Gary Clark Jr. is brilliant. This was an epic gig. But I was fabulously jet lagged by this stage, and didn’t make it to the end. But I loved it, and Mick and Nick are great company. The gig made me think about wine.

In terms of music itself, as an aural sensation, going to a live show is not a terribly good way of consuming it. The sound quality at the Roundhouse is very good, but you hear the music much more clearly on a good sound system at home, or with headphones on.

The way we taste and write about wine sometimes reduces it to simply a liquid with a particular smell and taste. We obsess about the flavour of wine, and rightly so. But to rule out the other aspects of wine is just like seeing music as merely an aural experience.

If this were the case, people wouldn’t go to concerts. There’s the inconvenience of getting there. The expense. The queues. Getting home again. And the sound quality. It’s clear from the popularity of gigs that there’s something about the occasion that makes attending well worth putting up with these drawbacks. The fact that you are seeing the artist perform live clearly matters. The occasion of a concert also has something special about it. Is it all that different with wine? There’s so much around the occasion of drinking wine that is separate from the properties of the liquid in the glass. There’s also the issue of authenticity: we care about the context of the wine just as much as we do about the flavour, and this context – along with the nature of the consumption event – also affect our perception of the flavour of the wine in a direct way.

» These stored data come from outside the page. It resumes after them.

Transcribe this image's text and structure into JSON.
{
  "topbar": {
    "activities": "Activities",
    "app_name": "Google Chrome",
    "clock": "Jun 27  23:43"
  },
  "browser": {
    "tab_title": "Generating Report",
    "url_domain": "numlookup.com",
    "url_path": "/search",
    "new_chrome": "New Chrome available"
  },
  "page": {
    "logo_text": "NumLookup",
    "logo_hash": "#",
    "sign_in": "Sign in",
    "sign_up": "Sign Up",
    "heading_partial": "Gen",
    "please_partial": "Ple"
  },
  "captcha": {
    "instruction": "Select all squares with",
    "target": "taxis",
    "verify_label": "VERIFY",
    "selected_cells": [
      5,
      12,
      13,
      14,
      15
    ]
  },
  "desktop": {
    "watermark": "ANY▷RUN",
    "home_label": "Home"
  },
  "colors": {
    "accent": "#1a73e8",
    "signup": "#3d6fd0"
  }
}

For me, wine is so much more than a liquid with a particular flavour, just as music is much more than simply an auditory experience. That’s what I learned from my lovely Monday.

 

7 Comments on What I learned about wine from going to a gig
wine journalist and flavour obsessive

7 thoughts on “What I learned about wine from going to a gig

  1. Aside from agreeing strongly with what you say, I also know several people at that gig, including my son, who dutifully brought me the new album, “This Land”, which I have played four times already since he gave it to me yesterday lunch time. He said the gig was profoundly good. The album, eclectic and broader than the older stuff, is magnificent too. I shall be spreading it around next time anyone needs a gift.

    I’m also thankful for your jet-lagged appreciation of the music as I’ve just bought tickets for a gig on the same day I arrive back from Australia at Heathrow early afternoon a bit later in the year. I’m hoping my optimism (delays and jetlag) is well founded (three tickets at £32 each).

    I’m always grateful for your perspective, and that like me you love music at least as much as wine.

  2. Jamie ecrit
    ‘…I was fabulously jet lagged by this stage’
    Ermmm, shouldnt that read ‘…I was fabulously drunk by this stage’?
    I mean how does one know the difference between one and the other?

  3. You have a far stronger constitution than I Jamie based on the details of your day! How did the Isolation Ridge hold up to extended cellaring or do you plan on publishing reviews? Maybe the notes have been reduced to a hazy recollection….

  4. Hi Jamie
    Years ago I used to work as a music critic for the local paper. I still get comments about an article I wrote back then. I had written that while the music was good, a recording was clearly a better version. On the other hand, as we sat in the audience and watched the timpani player hammer away with a great big smile on his face, we experienced something you can never get from a recording.